For determination of norepinephrine-induced lipolysis, fresh media and treatments (PBS vehicle or 1 μM of norepinephrine) were added to differentiated adipocytes, which were left for 6 h prior to collection of the media for determination of glycerol concentration. The glycerol concentration in the media was quantified using a commercially available EnzyChrom™ Adipolysis Assay Kit (Basbiotech, China), according to manufacturer’s instructions, and was normalized by the total-cell protein concentration using a BCA Protein Assay Kit (Beyotime, China).

Statistical analysis

All the data generated in this study met the normal distribution except the fasting insulin which was log transformated because of skew distribution. The quantitative physical characteristics and clinical measurements, the EBf2 gene expression levels of the NW and OW groups were analyzed by the Student’s t-tests; the gender difference between the NW and OW groups were analyzed by X2 test. In the NE treatment group, the difference of UCP-1 and other thermogenic biomarkers between the NW and OW groups were analyzed by paired two-tailed Student’s t-tests, the same statistical analysis was used in the control groups. Comparisons between pre- and post-treatment data within the same treatment group were analyzed by analyses of variances (ANOVA). The calculations were performed by SPSS for Windows (version 18.0 software; IBM Corporation, Chicago, IL, USA). Results were expressed as mean ± SD, and differences between groups were considered statistically significant at P < 0.05.

Results

The characteristics of participants

The anthropological and clinical features of the participants were showed in Table 1. SVCs derived from 50 adipose-tissue samples were used for EBf2 gene expression analysis, and those derived from another 20 adipose-tissue samples were used for primary adipocyte cultures. EBf2 gene analysis and primary adipocytes culture were carried out with independent sample groups due to the limitation of the adipose tissue volume we could get from the operation (Additional file 1). The participants were divided into NW and OW groups according to their BMI as described in methods, the two groups were matched for age and sex. The fasting serum insulin, HOMA-IR index and blood pressure was higher in the OW group compared to those in the NW group. There was no significant difference in total cholesterol, low density lipoprotein cholesterol, high density lipoprotein cholesterol and triglyceride levels between the OW and NW groups.

Table 1 The clinical characteristics of participants

Gene-expression analysis of early EBf2 in adipose-derived stromal vascular cells (SVCs)

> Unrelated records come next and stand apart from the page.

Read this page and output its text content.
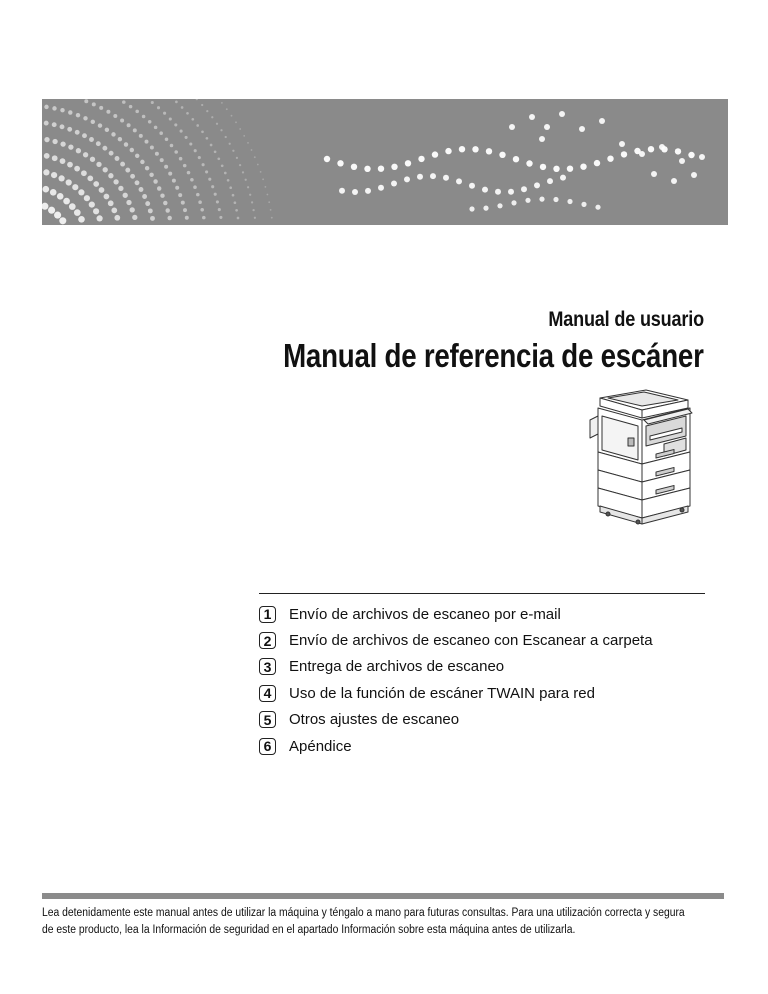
Manual de usuario
Manual de referencia de escáner
1	Envío de archivos de escaneo por e-mail
2	Envío de archivos de escaneo con Escanear a carpeta
3	Entrega de archivos de escaneo
4	Uso de la función de escáner TWAIN para red
5	Otros ajustes de escaneo
6	Apéndice
Lea detenidamente este manual antes de utilizar la máquina y téngalo a mano para futuras consultas. Para una utilización correcta y segura
de este producto, lea la Información de seguridad en el apartado Información sobre esta máquina antes de utilizarla.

The EBf2 gene is considered to be a specific marker that regulates molecular profiles of brown and beige pre-adipocytes. Results of the present study showed that the EBf2 mRNA expression in SVCs from subcutaneous adipose tissue of the OW group was significantly lower compared to that of the NW group (P = 0.031; Fig. 1).

Fig. 1
figure 1

EBf2 expression in adipose-derived vascular stromal cells. Fold change in EBf2 gene expression of vascular stromal cells derived from adipose tissue in the normal weight (NW) and overweight (OW) groups (Values were mean ± SD; NW group expression level normalized to 1.0; n = 25 for the NW and OW group; experiments were repeated three times for each sample; *P < 0.05 NW vs OW group). NW group normal weight group, OW group overweight group

Thermogenic genes expression during adipocyte differentiation and the effect of norepinephrine treatment

The SVCs derived from subcutaneous adipose tissue of NW and OW groups were cultured and treated with standard adipogenic inducers to analyze their differentiation potential. Fold changes of PPARγ gene expression were significantly higher after differentiation compared with that of pre-differentiation in all the four groups (NW-con 8.79 ± 0.94, NW-NE 8.46 ± 0.76, OW-con 8.61 ± 0.92, OW-NE 9.13 ± 0.94, with pre-differentiation normalized to 1.0, P < 0.05), but there was no significant difference between the groups either before or after differentiation. PPARγ gene expression was representative of general adipogenesis; this result indicated that cells from all the four groups differentiated into adipocytes, which was also revealed by the Oil-Red O-staining for lipids (Fig. 2).

Fig. 2
figure 2

Oil-red O-staining of differentiated adipocytes (day 14). Before (a) and after differentiation cells (b normal weight group; c overweight group) were fixed and stained with oil red-O; images shown are 20 × magnification

We measured the expression levels of beige-adipocyte-marker genes during adipocyte differentiation using norepinephrine treatment to mimic the cold exposure in vitro when indicated. The results showed that the expression of PGC-1α, the key factor in mitochondrial biogenesis, started to increase at day 2 and reached to peak at day 8 during adipocyte differentiation; there was no difference in PGC-1α gene expression between NW and OW groups at each differentiation day. In response to norepinephrine treatment, PGC-1α expression was significantly higher (P < 0.05) compared to that of the control at day 8, 11 and 14 during adipocyte differentiation in the NW group, but there was no significant difference in the OW group with norepinephrine treatment (Fig. 3a).

Fig. 3
figure 3

Fold changes of indicated genes during adipocyte differentiation. Normal-weight (NW) compared to the overweight (OW) group and norepinephrine (NE) treatment compared to control (con) group. PGC-1α (a) and PRDM16 (b) gene expression in the NW-con group at day 0 was normalized to 1, and UCP-1 gene expression (c) in the NW-con group at day 5 was normalized to 1. (Values were mean ± SD; n = 10 for the NW and OW group; experiments were repeated three times for each sample; #P < 0.05 NW vs OW group; *P < 0.05 control vs NE treatment). NW-con normal weight control group, NW-NE normal weight norepinephrine treatment group, OW-con overweight control group, OW-NE overweight norepinephrine treatment group

The gene expression of PRDM 16, the key browning transcriptional regulator, started to increase at day 5 and reached to peak at day 11 during adipocyte differentiation in the NW group, but we did not see such a statistically significant increase in cultured cells from the OW group. The levels of PRDM16 gene expression were significantly lower (P < 0.05) in the OW group compared with those in the NW group at days 8, 11 and 14 during adipocyte differentiation. There was no significant difference in PRDM16 expression with or without norepinephrine treatment in both the NW and OW groups (Fig. 3b).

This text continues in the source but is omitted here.